Title: Lead Extraction in the Contemporary Setting: The LExICon Study. An Observational Retrospective Study of Consecutive Laser Lead Extractions
Topic: Arrhythmias
Date Posted: 3/9/2010
Author(s): Wazni O, Epstein LM, Carrillo RG, et al.
Citation: J Am Coll Cardiol 2010;55:579-586.
Clinical Trial: No
Related Resources
JACC Article: Lead Extraction in the Contemporary Setting: The LExICon Study. An Observational Retrospective Study of Consecutive Laser Lead Extractions
Study Question: How safe and effective is laser-assisted lead extraction (LALE)?
Methods: This was a multicenter, retrospective analysis of 1,449 consecutive patients (mean age 63 years) who underwent LALE of 1,684 pacemaker leads and 703 defibrillator leads in 2004-2007. Complete success was defined as removal of all lead material and partial success was defined as removal of all but <4 cm of the lead.
Results: The median lead age was 82 months. The two most common indications for extraction were infection (57%) and a nonfunctional lead (27%). LALE was completely successful in 96.5% and partially successful in 2.3% of patients. Predictors of procedure failure were a body mass index <25 kg/m2, lead age >10 years, and an extraction volume of <60 cases/4 years. A major adverse event (MAE) occurred in 4% of patients, and a MAE directly related to LALE (most commonly cardiac avulsion or vascular tear) occurred in 1.4%. In-hospital mortality was 1.9%, and mortality directly related to LALE was 0.3%. The predictors of in-hospital mortality were a history of pocket infection, endocarditis, diabetes, and renal insufficiency.
Conclusions: LALE has a high success rate and a low rate of MAEs. In-hospital mortality is largely a function of comorbidities.
Perspective: Prior to the advent of laser sheaths, the success rate of lead extraction using locking stylets and telescoping sheaths was approximately 65%. With the use of laser sheaths, studies published in 1999-2002 reported success rates of 90-94%. The present study indicates that technological refinements in the laser sheaths and additional operator experience have improved the success rate of LALE in contemporary practice to approximately 98%. Fred Morady, M.D., F.A.C.C.
Title: Percutaneous Pacemaker and Implantable Cardioverter-Defibrillator Lead Extraction in 100 Patients With Intracardiac Vegetations Defined by Transesophageal Echocardiogram
Topic: Arrhythmias
Date Posted: 3/9/2010
Author(s): Grammes JA, Schulze CM, Al-Bataineh M, et al.

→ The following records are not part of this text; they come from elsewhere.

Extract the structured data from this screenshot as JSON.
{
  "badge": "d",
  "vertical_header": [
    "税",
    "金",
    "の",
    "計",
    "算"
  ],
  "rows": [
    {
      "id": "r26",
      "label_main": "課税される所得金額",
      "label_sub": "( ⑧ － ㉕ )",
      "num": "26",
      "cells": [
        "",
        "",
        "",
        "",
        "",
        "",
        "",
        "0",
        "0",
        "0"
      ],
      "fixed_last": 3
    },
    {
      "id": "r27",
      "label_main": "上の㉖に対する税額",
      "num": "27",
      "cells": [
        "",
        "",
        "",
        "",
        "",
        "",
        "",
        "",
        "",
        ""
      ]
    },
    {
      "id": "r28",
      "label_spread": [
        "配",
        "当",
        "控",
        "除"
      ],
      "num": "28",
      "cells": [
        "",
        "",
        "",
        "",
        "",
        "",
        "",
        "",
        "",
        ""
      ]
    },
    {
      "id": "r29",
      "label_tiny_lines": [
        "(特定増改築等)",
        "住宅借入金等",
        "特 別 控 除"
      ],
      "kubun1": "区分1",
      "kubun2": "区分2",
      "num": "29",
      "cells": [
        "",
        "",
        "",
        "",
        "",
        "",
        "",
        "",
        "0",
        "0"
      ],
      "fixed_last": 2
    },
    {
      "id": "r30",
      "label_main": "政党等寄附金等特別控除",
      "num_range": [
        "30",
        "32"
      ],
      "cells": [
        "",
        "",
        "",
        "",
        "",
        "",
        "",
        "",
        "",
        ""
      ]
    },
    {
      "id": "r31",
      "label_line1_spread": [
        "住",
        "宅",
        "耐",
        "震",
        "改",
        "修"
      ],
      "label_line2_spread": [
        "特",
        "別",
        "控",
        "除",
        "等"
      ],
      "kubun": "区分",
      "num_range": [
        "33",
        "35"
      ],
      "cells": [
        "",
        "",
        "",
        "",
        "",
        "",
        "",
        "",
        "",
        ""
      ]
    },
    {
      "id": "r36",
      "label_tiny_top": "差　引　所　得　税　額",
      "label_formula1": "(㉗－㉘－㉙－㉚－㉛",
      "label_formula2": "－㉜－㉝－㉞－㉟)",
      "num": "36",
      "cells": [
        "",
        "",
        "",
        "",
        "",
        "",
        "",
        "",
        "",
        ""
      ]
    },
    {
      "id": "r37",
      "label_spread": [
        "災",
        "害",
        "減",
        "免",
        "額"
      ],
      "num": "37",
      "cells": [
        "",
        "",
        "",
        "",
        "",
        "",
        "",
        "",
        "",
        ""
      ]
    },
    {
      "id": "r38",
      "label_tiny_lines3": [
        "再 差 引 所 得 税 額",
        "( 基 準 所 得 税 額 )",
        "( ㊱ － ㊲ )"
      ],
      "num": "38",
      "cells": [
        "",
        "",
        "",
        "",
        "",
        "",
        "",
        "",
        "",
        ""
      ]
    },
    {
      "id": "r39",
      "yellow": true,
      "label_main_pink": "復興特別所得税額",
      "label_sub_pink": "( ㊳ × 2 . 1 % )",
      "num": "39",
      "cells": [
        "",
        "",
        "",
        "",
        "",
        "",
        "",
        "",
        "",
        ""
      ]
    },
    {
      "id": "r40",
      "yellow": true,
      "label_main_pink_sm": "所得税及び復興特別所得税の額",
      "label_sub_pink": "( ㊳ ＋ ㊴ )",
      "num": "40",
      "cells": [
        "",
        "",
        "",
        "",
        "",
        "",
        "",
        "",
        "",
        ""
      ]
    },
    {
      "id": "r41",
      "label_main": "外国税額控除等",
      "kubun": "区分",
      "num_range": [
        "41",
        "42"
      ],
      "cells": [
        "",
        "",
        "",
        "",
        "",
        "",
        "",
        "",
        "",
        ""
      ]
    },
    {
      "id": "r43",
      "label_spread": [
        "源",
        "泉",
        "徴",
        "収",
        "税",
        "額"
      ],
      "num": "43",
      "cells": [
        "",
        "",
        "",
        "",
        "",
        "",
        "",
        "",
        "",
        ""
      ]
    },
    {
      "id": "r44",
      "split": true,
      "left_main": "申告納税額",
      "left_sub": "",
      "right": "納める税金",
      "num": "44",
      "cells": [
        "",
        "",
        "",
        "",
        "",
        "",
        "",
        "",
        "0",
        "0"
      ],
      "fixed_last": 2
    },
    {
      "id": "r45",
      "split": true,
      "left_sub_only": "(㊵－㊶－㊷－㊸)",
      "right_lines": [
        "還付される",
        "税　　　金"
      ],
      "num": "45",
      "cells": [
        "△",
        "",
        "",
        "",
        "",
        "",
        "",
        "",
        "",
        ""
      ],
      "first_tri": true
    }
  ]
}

Citation: J Am Coll Cardiol 2010;55:886-894.
Clinical Trial: No
Related Resources
JACC Article: Percutaneous Pacemaker and Implantable Cardioverter-Defibrillator Lead Extraction in 100 Patients With Intracardiac Vegetations Defined by Transesophageal Echocardiogram
Study Question: Can lead extraction be safely accomplished in patients with endocarditis and intracardiac vegetations?

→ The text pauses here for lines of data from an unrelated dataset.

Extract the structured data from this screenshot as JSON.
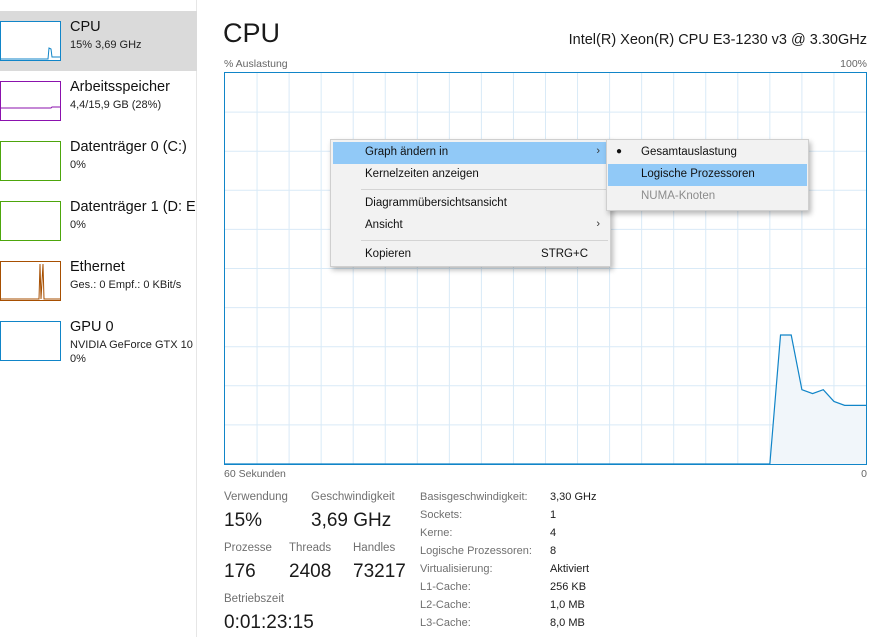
{
  "sidebar": {
    "items": [
      {
        "title": "CPU",
        "sub": "15% 3,69 GHz",
        "sub2": "",
        "color": "#1185c8"
      },
      {
        "title": "Arbeitsspeicher",
        "sub": "4,4/15,9 GB (28%)",
        "sub2": "",
        "color": "#8b12ae"
      },
      {
        "title": "Datenträger 0 (C:)",
        "sub": "0%",
        "sub2": "",
        "color": "#4da60c"
      },
      {
        "title": "Datenträger 1 (D: E",
        "sub": "0%",
        "sub2": "",
        "color": "#4da60c"
      },
      {
        "title": "Ethernet",
        "sub": "Ges.: 0 Empf.: 0 KBit/s",
        "sub2": "",
        "color": "#a74f01"
      },
      {
        "title": "GPU 0",
        "sub": "NVIDIA GeForce GTX 10",
        "sub2": "0%",
        "color": "#1185c8"
      }
    ]
  },
  "main": {
    "title": "CPU",
    "cpu_model": "Intel(R) Xeon(R) CPU E3-1230 v3 @ 3.30GHz",
    "axis_top_left": "% Auslastung",
    "axis_top_right": "100%",
    "axis_bottom_left": "60 Sekunden",
    "axis_bottom_right": "0"
  },
  "chart_data": {
    "type": "area",
    "ylabel": "% Auslastung",
    "xlabel": "60 Sekunden",
    "ylim": [
      0,
      100
    ],
    "xlim": [
      60,
      0
    ],
    "x": [
      60,
      9,
      8,
      7,
      6,
      5,
      4,
      3,
      2,
      1,
      0
    ],
    "values": [
      0,
      0,
      33,
      33,
      19,
      18,
      19,
      16,
      15,
      15,
      15
    ],
    "color": "#1185c8",
    "grid": true
  },
  "stats": {
    "verwendung_label": "Verwendung",
    "verwendung_value": "15%",
    "geschwindigkeit_label": "Geschwindigkeit",
    "geschwindigkeit_value": "3,69 GHz",
    "prozesse_label": "Prozesse",
    "prozesse_value": "176",
    "threads_label": "Threads",
    "threads_value": "2408",
    "handles_label": "Handles",
    "handles_value": "73217",
    "betriebszeit_label": "Betriebszeit",
    "betriebszeit_value": "0:01:23:15"
  },
  "specs": [
    {
      "label": "Basisgeschwindigkeit:",
      "value": "3,30 GHz"
    },
    {
      "label": "Sockets:",
      "value": "1"
    },
    {
      "label": "Kerne:",
      "value": "4"
    },
    {
      "label": "Logische Prozessoren:",
      "value": "8"
    },
    {
      "label": "Virtualisierung:",
      "value": "Aktiviert"
    },
    {
      "label": "L1-Cache:",
      "value": "256 KB"
    },
    {
      "label": "L2-Cache:",
      "value": "1,0 MB"
    },
    {
      "label": "L3-Cache:",
      "value": "8,0 MB"
    }
  ],
  "context_menu": {
    "items": [
      {
        "label": "Graph ändern in",
        "has_submenu": true,
        "highlighted": true
      },
      {
        "label": "Kernelzeiten anzeigen"
      },
      {
        "label": "Diagrammübersichtsansicht"
      },
      {
        "label": "Ansicht",
        "has_submenu": true
      },
      {
        "label": "Kopieren",
        "accelerator": "STRG+C"
      }
    ],
    "arrow_glyph": "›"
  },
  "submenu": {
    "items": [
      {
        "label": "Gesamtauslastung",
        "checked": true,
        "bullet": "●"
      },
      {
        "label": "Logische Prozessoren",
        "highlighted": true
      },
      {
        "label": "NUMA-Knoten",
        "disabled": true
      }
    ]
  }
}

Methods: This was a retrospective review of 100 patients (mean age 67 years) who underwent extraction of an infected lead and had an intracardiac vegetation by transesophageal echocardiography. The timing of reimplantation depended on resolution of the vegetations and blood culture sterility.

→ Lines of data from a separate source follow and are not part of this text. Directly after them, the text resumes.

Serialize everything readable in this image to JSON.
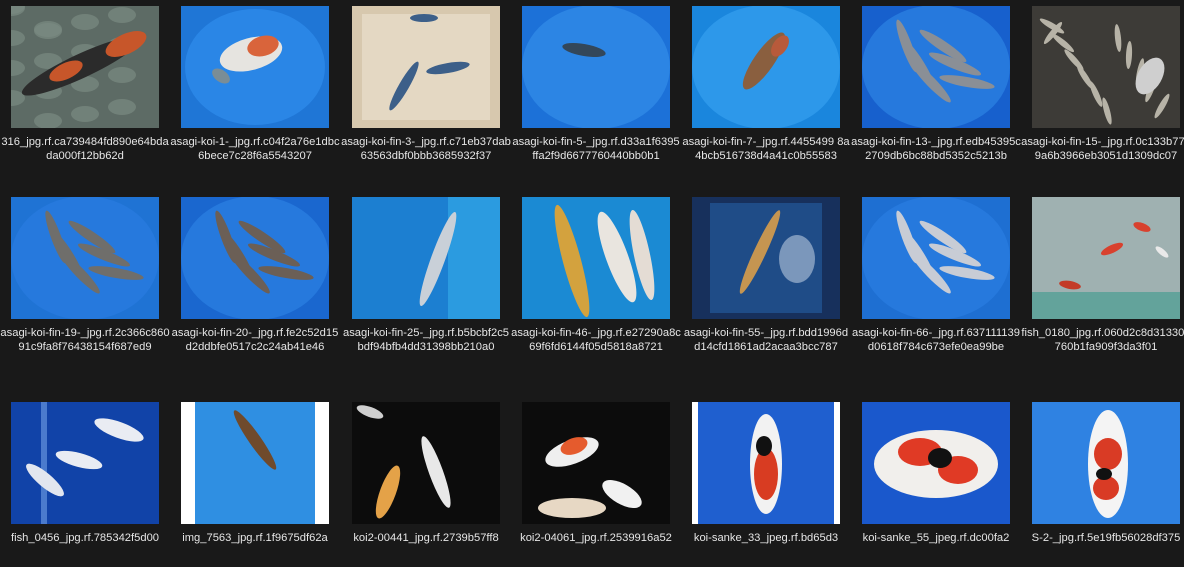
{
  "window": {
    "title": ""
  },
  "files": [
    {
      "name": "316_jpg.rf.ca739484fd890e64bdada000f12bb62d",
      "thumb": "pebble-koi",
      "colors": [
        "#5d6b65",
        "#c7562a"
      ]
    },
    {
      "name": "asagi-koi-1-_jpg.rf.c04f2a76e1dbc6bece7c28f6a5543207",
      "thumb": "blue-bowl-koi",
      "colors": [
        "#1f76d6",
        "#d9643b"
      ]
    },
    {
      "name": "asagi-koi-fin-3-_jpg.rf.c71eb37dab63563dbf0bbb3685932f37",
      "thumb": "pale-tray-koi",
      "colors": [
        "#d7c8ae",
        "#3c5f89"
      ]
    },
    {
      "name": "asagi-koi-fin-5-_jpg.rf.d33a1f6395ffa2f9d6677760440bb0b1",
      "thumb": "blue-bowl-dark",
      "colors": [
        "#1c71d8",
        "#33475a"
      ]
    },
    {
      "name": "asagi-koi-fin-7-_jpg.rf.4455499 8a4bcb516738d4a41c0b55583",
      "thumb": "blue-bowl-brown",
      "colors": [
        "#1a86dd",
        "#8a5f3f"
      ]
    },
    {
      "name": "asagi-koi-fin-13-_jpg.rf.edb45395c2709db6bc88bd5352c5213b",
      "thumb": "blue-bowl-many",
      "colors": [
        "#1760cd",
        "#8a8f96"
      ]
    },
    {
      "name": "asagi-koi-fin-15-_jpg.rf.0c133b77e9a6b3966eb3051d1309dc07",
      "thumb": "dark-tank-many",
      "colors": [
        "#6c6a60",
        "#cfcfcf"
      ]
    },
    {
      "name": "asagi-koi-fin-19-_jpg.rf.2c366c86091c9fa8f76438154f687ed9",
      "thumb": "blue-bowl-many",
      "colors": [
        "#1f73d4",
        "#6f6e6b"
      ]
    },
    {
      "name": "asagi-koi-fin-20-_jpg.rf.fe2c52d15d2ddbfe0517c2c24ab41e46",
      "thumb": "blue-bowl-many",
      "colors": [
        "#1a67cf",
        "#6b5f56"
      ]
    },
    {
      "name": "asagi-koi-fin-25-_jpg.rf.b5bcbf2c5bdf94bfb4dd31398bb210a0",
      "thumb": "blue-tub-single",
      "colors": [
        "#1e89d6",
        "#c9d0d8"
      ]
    },
    {
      "name": "asagi-koi-fin-46-_jpg.rf.e27290a8c69f6fd6144f05d5818a8721",
      "thumb": "blue-tub-gold",
      "colors": [
        "#1f92d6",
        "#d3a23e"
      ]
    },
    {
      "name": "asagi-koi-fin-55-_jpg.rf.bdd1996dd14cfd1861ad2acaa3bcc787",
      "thumb": "dark-blue-single",
      "colors": [
        "#17305c",
        "#c59551"
      ]
    },
    {
      "name": "asagi-koi-fin-66-_jpg.rf.637111139d0618f784c673efe0ea99be",
      "thumb": "blue-bowl-many",
      "colors": [
        "#1e6fd2",
        "#c8ccd5"
      ]
    },
    {
      "name": "fish_0180_jpg.rf.060d2c8d313309760b1fa909f3da3f01",
      "thumb": "aquarium",
      "colors": [
        "#c7d3d1",
        "#d8412e"
      ]
    },
    {
      "name": "fish_0456_jpg.rf.785342f5d00",
      "thumb": "blue-aquarium",
      "colors": [
        "#1347b0",
        "#e9ecf3"
      ]
    },
    {
      "name": "img_7563_jpg.rf.1f9675df62a",
      "thumb": "white-blue-single",
      "colors": [
        "#2a86e0",
        "#6f4a2c"
      ]
    },
    {
      "name": "koi2-00441_jpg.rf.2739b57ff8",
      "thumb": "dark-pond",
      "colors": [
        "#111111",
        "#e4a248"
      ]
    },
    {
      "name": "koi2-04061_jpg.rf.2539916a52",
      "thumb": "dark-pond-many",
      "colors": [
        "#111111",
        "#e55b2d"
      ]
    },
    {
      "name": "koi-sanke_33_jpeg.rf.bd65d3",
      "thumb": "sanke-single",
      "colors": [
        "#1a55c8",
        "#d83c22"
      ]
    },
    {
      "name": "koi-sanke_55_jpeg.rf.dc00fa2",
      "thumb": "sanke-wide",
      "colors": [
        "#1e5fd2",
        "#e03a25"
      ]
    },
    {
      "name": "S-2-_jpg.rf.5e19fb56028df375",
      "thumb": "sanke-top",
      "colors": [
        "#2d7de0",
        "#d93b25"
      ]
    }
  ]
}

Results: The mean diameter of vegetations was 1.6 cm (range 0.2-4 cm). Two hundred leads with a mean implant duration of 51 months were extracted percutaneously and no patient required a surgical intervention. The most common pathogens were methicillin-resistant and methicillin-sensitive Staphylococcus aureus. Embolization of a vegetation occurred in 2/100 patients (2%). A new pacemaker or implantable cardioverter defibrillator was implanted in 54% of patients a median of 7 days after extraction and none had a relapse of infection during a mean follow-up of 15 months. Long-term follow-up data were available in 71 patients. Among these patients, in-hospital mortality rate was 14% and late mortality was 13%. The most common cause of death was septicemia.
Conclusions: Standard techniques for percutaneous lead extraction are safe and effective in patients with intracardiac vegetations as large as 4 cm.
Perspective: Patients with an intracardiac vegetation often undergo thoracotomy and lead extraction under direct visualization to avoid septic embolization during percutaneous lead extraction. This study demonstrates that percutaneous lead extraction can be accomplished safely by a skilled operator even in the presence of intracardiac vegetations. However, operator experience is an important determinant of outcomes and should be taken into consideration when deciding on percutaneous versus surgical lead extraction. Fred Morady, M.D., F.A.C.C.